Gloria Graf, dottoranda e prima autrice dello studio, afferma che tali risultati supportano la promettente prospettiva che gli interventi per promuovere l’istruzione rallentino il ritmo dell’invecchiamento, aumentino la qualità della vita e riducano il rischio di morte.
Molte riforme scolastiche che hanno aumentato la scolarità dell’obbligo hanno dimostrato di produrre più longevità tra le generazioni interessate: gli impatti potenziali di investimenti sull'istruzione rispetto agli oneri di salute sostenuti dai sistemi sanitari potrebbero essere potenti, ma come sottolinea Belsky, sono necessarie ulteriori prove sperimentali che confermino i risultati. Le stesse ricerche di genetica ci hanno insegnato che parte della longevità può dipendere dal capitale genetico trasmesso dai genitori che può essere responsabile del successo scolastico della persona.Anche l’ingaggio in attività culturali e artistiche rileva effetti nel promuovere processi di invecchiamento attivo.
Sempre più studi, infatti, dimostrano come la partecipazione ad attività artistiche promuova stili di vita sani, più attivi, favorisca l’alfabetizzazione sanitaria, una maggior fruizione dei servizi e una maggior comprensione di aspetti di salute:elementi che concorrono a un invecchiamento attivo e a una conseguente maggiore longevità.
Assistere o partecipare a eventi e attività culturali riduce l’isolamento sociale, che a sua volta è predittore di mortalità anticipata. Inoltre, previene il declino cognitivo e contribuisce al trattamento e alla gestione del declino cognitivo e dei disturbi neurologici, costituendo un supporto sia per le persone malate che per i loro caregiver.
Se questi studi confermano l’empowerment delle persone e la qualità della loro vita aumentando l’accesso sia ad attività artistiche/culturali che a maggiori o minori livelli di istruzione, va considerata che la loro mancanza porta con sé il tema scottante delle disuguaglianze sociali.

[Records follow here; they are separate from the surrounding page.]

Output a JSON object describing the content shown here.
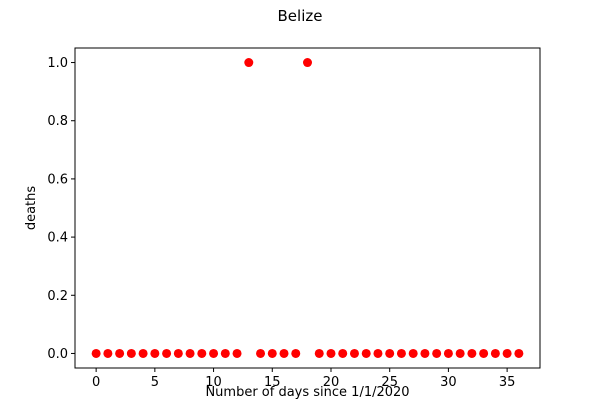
{
  "chart_data": {
    "type": "scatter",
    "title": "Belize",
    "xlabel": "Number of days since 1/1/2020",
    "ylabel": "deaths",
    "xlim": [
      -1.8,
      37.8
    ],
    "ylim": [
      -0.05,
      1.05
    ],
    "xticks": [
      0,
      5,
      10,
      15,
      20,
      25,
      30,
      35
    ],
    "xtick_labels": [
      "0",
      "5",
      "10",
      "15",
      "20",
      "25",
      "30",
      "35"
    ],
    "yticks": [
      0.0,
      0.2,
      0.4,
      0.6,
      0.8,
      1.0
    ],
    "ytick_labels": [
      "0.0",
      "0.2",
      "0.4",
      "0.6",
      "0.8",
      "1.0"
    ],
    "grid": false,
    "marker_color": "#ff0000",
    "x": [
      0,
      1,
      2,
      3,
      4,
      5,
      6,
      7,
      8,
      9,
      10,
      11,
      12,
      13,
      14,
      15,
      16,
      17,
      18,
      19,
      20,
      21,
      22,
      23,
      24,
      25,
      26,
      27,
      28,
      29,
      30,
      31,
      32,
      33,
      34,
      35,
      36
    ],
    "y": [
      0,
      0,
      0,
      0,
      0,
      0,
      0,
      0,
      0,
      0,
      0,
      0,
      0,
      1,
      0,
      0,
      0,
      0,
      1,
      0,
      0,
      0,
      0,
      0,
      0,
      0,
      0,
      0,
      0,
      0,
      0,
      0,
      0,
      0,
      0,
      0,
      0
    ]
  }
}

In Italia, ad esempio, un recente rapporto ISTAT indica che solo il 12,8% dei giovani provenienti da famiglie con un basso livello di istruzione riesce a laurearsi, contro un tasso del 70% tra i figli di persone laureate. Inoltre, dai primi risultati dello studio Framingham Heart è evidente come disparità di accesso all'istruzione e povertà educativa ed esperienziale, spesso correlate a povertà economica e sociale, si traducono in disuguaglianze di salute.
Questi dati costringono a riflettere sul ruolo cruciale per la salute di alcuni ambiti di altre politiche, in una concezione di salute sempre più circolare a cui concorrono molti aspetti, tra cui l’istruzione e la cultura in generale.
In conclusione, la necessità di investire in istruzione di qualità per tutti non è più rimandabile.
Garantire l’accesso ad alti livelli di istruzione non è da considerarsi un privilegio per poche persone fortunate, ma un diritto essenziale tanto, anzi esattamente come, quello alla salute.